Houston — Oil prices edged higher on Thursday, buoyed by a bigger-than-expected fall in U.S. inventories, but fears that rising interest rates could dent global economic growth limited gains.
Brent crude futures rose 45 cents, or 0.6%, to $74.52 a barrel by 1106 a.m. ET (1503 GMT). U.S. West Texas Intermediate (WTI) crude futures rose 55 cents, or 0.8%, to $70.11 a barrel.
Both benchmarks gained about 3% on Wednesday after the U.S. Energy Information Administration (EIA) said crude inventories dropped by 9.6 million barrels in the week ended June 23, far exceeding the 1.8-million barrel draw analysts had forecast in a Reuters poll.
Concerns about the impact that rising interest rates will have on economic growth came back to the fore, however, capping gains.

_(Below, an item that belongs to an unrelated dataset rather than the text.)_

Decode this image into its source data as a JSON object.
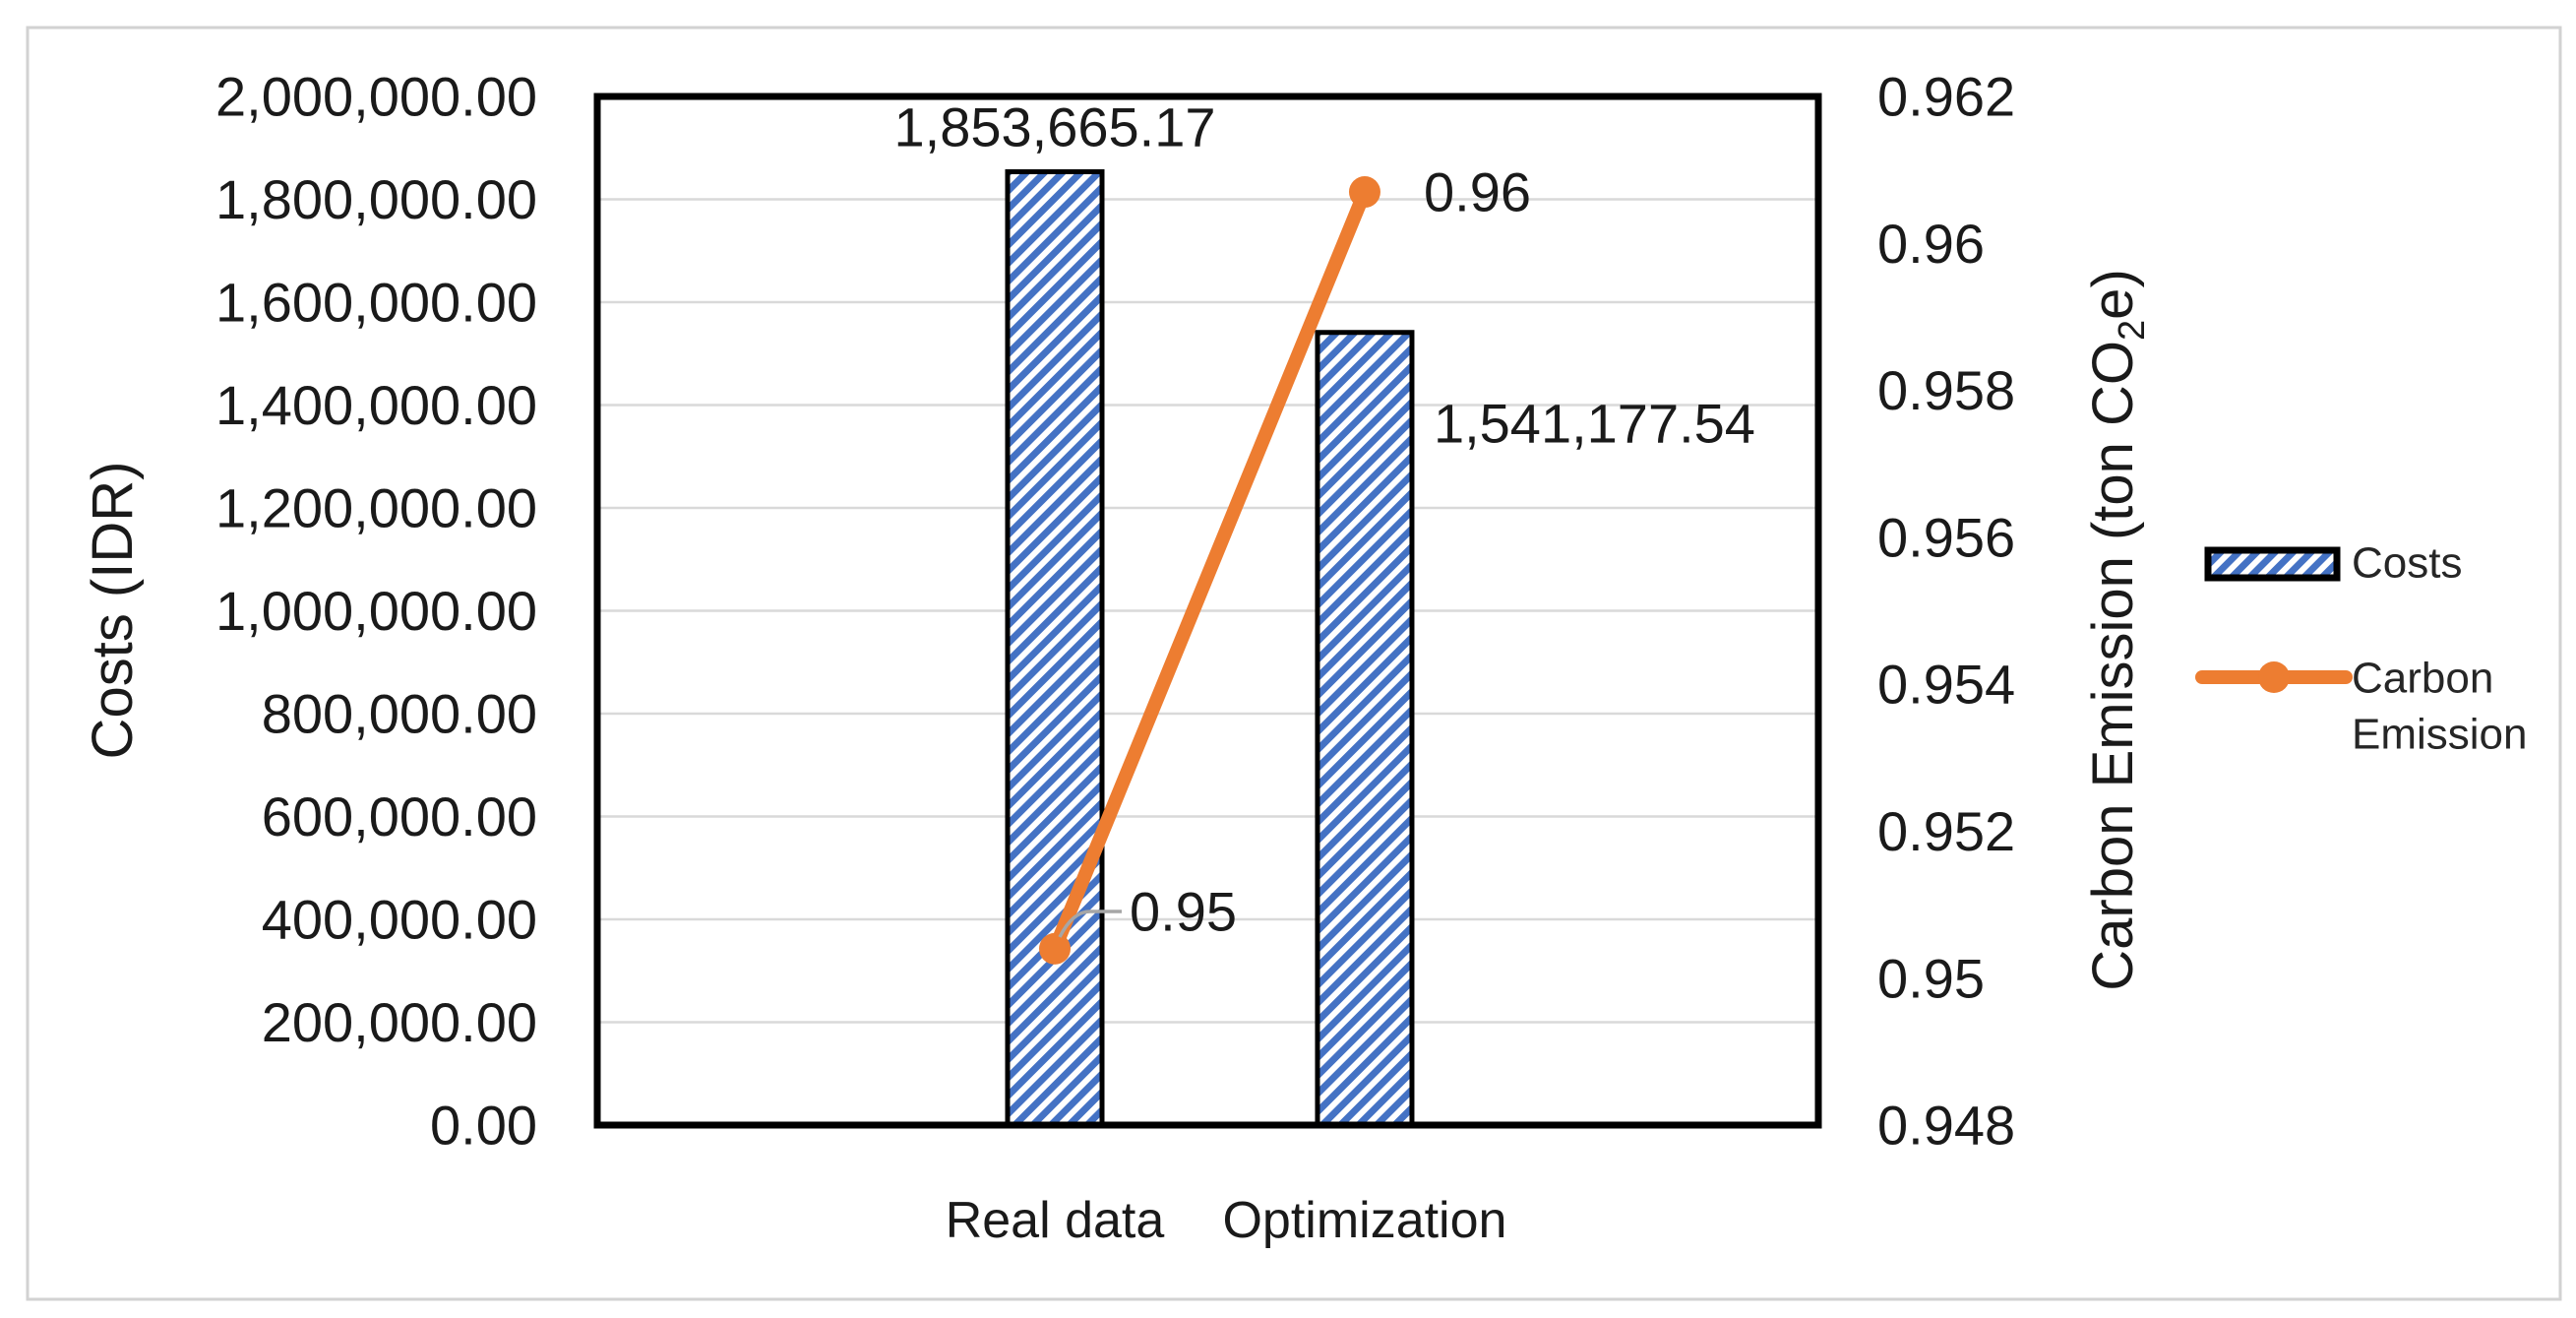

“Crude traders remain torn between rising interest rates with fears of a global recession against elevated travel demand and shrinking crude supplies,” said Dennis Kissler, senior vice president of trading at BOK Financial.

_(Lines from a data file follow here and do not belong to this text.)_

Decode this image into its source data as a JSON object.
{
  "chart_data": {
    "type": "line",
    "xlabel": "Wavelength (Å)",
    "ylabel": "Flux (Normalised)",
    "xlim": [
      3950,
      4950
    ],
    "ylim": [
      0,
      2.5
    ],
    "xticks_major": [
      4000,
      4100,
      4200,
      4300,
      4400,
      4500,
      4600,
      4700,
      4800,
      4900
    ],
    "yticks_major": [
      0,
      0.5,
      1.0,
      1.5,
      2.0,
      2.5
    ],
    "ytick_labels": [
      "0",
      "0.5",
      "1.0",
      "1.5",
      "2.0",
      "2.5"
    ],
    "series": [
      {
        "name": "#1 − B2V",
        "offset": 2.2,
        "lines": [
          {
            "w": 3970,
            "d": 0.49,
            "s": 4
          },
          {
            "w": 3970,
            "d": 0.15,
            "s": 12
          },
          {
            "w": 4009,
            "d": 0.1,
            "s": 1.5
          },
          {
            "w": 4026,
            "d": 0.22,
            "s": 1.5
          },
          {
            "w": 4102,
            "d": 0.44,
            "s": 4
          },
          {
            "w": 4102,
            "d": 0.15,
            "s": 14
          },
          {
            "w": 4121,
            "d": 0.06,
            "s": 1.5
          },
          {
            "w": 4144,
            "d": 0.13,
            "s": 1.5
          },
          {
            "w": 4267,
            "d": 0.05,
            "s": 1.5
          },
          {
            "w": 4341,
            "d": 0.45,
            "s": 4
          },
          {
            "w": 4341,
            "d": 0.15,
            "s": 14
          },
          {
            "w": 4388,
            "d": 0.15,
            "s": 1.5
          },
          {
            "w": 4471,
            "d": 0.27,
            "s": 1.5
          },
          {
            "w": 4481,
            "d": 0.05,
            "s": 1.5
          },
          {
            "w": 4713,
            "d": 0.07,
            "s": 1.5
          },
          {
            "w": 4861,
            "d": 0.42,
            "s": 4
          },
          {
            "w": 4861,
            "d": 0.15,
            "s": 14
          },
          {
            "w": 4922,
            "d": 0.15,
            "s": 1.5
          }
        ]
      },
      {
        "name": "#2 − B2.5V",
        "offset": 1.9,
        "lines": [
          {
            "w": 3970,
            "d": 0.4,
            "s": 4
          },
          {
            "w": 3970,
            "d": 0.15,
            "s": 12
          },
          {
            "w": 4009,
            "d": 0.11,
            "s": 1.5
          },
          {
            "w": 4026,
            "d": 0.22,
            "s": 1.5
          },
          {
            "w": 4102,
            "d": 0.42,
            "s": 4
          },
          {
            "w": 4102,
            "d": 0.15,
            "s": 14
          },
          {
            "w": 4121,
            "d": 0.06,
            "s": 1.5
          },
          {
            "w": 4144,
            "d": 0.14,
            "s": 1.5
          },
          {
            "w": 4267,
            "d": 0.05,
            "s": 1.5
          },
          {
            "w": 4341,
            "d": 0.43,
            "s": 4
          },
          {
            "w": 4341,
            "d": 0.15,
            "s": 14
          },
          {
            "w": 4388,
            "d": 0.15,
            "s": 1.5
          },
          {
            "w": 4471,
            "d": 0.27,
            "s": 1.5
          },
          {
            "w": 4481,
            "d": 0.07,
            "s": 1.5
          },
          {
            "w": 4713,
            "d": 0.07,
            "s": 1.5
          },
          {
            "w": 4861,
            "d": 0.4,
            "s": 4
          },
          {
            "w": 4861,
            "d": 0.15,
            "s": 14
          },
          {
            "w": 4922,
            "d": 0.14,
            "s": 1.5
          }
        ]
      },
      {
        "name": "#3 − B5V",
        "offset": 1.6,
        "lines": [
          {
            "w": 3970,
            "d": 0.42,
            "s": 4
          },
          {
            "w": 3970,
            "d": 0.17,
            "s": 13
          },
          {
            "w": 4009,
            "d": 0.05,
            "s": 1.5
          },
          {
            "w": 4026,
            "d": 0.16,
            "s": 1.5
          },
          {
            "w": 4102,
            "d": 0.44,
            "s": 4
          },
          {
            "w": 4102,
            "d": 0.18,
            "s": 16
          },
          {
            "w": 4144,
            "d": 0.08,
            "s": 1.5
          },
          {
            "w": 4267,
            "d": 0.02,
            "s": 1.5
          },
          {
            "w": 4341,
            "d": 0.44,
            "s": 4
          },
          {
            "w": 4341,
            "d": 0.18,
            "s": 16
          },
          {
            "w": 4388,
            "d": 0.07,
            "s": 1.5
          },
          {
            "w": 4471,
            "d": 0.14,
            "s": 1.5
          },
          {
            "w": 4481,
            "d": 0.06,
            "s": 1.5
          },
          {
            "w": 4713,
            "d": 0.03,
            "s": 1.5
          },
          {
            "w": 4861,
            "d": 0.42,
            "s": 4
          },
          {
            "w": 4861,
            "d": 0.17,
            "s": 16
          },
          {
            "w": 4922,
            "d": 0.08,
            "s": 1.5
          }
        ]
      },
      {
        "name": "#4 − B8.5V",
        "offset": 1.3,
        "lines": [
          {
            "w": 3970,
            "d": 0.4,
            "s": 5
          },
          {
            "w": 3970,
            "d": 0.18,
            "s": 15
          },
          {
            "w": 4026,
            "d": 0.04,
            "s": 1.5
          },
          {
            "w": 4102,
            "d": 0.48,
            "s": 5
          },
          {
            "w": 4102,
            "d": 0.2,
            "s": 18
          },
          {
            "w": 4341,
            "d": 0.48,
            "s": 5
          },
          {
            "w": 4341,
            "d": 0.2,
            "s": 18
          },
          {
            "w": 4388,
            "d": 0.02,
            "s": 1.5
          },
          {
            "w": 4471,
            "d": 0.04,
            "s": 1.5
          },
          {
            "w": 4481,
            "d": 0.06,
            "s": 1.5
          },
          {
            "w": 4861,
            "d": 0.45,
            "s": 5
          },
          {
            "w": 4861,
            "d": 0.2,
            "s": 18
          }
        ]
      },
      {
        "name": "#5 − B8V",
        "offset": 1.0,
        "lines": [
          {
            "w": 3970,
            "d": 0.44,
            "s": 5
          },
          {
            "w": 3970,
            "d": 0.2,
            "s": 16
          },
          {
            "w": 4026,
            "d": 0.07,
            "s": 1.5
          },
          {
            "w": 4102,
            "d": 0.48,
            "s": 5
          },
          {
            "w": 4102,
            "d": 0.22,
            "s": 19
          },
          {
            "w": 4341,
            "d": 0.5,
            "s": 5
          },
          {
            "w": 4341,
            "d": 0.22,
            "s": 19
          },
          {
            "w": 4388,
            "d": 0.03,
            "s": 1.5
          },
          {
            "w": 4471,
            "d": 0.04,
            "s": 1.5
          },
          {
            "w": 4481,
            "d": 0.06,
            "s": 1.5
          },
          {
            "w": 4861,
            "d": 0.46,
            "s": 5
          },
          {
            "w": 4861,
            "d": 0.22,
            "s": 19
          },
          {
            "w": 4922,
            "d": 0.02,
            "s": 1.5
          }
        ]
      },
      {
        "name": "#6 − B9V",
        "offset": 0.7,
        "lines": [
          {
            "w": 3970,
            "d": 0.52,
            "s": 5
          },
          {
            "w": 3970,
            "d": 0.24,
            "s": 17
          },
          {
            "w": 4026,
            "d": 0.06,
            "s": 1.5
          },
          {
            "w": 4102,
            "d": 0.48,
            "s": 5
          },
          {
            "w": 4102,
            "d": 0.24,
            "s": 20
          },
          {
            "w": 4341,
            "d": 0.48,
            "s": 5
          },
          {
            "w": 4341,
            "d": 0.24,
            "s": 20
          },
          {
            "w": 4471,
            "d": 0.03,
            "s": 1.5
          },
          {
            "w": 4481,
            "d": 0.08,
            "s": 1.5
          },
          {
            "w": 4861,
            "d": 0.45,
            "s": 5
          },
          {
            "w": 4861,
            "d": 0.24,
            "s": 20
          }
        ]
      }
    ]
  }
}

Leaders of the world’s top central banks reaffirmed on Wednesday they think further policy tightening will be needed to tame inflation, but still believe they can achieve that without triggering outright recessions.
European Central Bank President Christine Lagarde has also cemented expectations for a ninth consecutive rise in euro zone rates in July.
Adding to pressure, annual profits at industrial firms in China, the world’s second-biggest oil consumer, extended a double-digit decline in the first five months as softening demand squeezed margins.
“The lack of prospects for fuel demand growth has limited the gain in oil prices, even with supply curbs by oil producers,” said Tetsu Emori, CEO of Emori Fund Management Inc.
Given falling prices, Saudi Arabia this month pledged to sharply cut its output in July, adding to a broader OPEC+ deal to limit supply into 2024.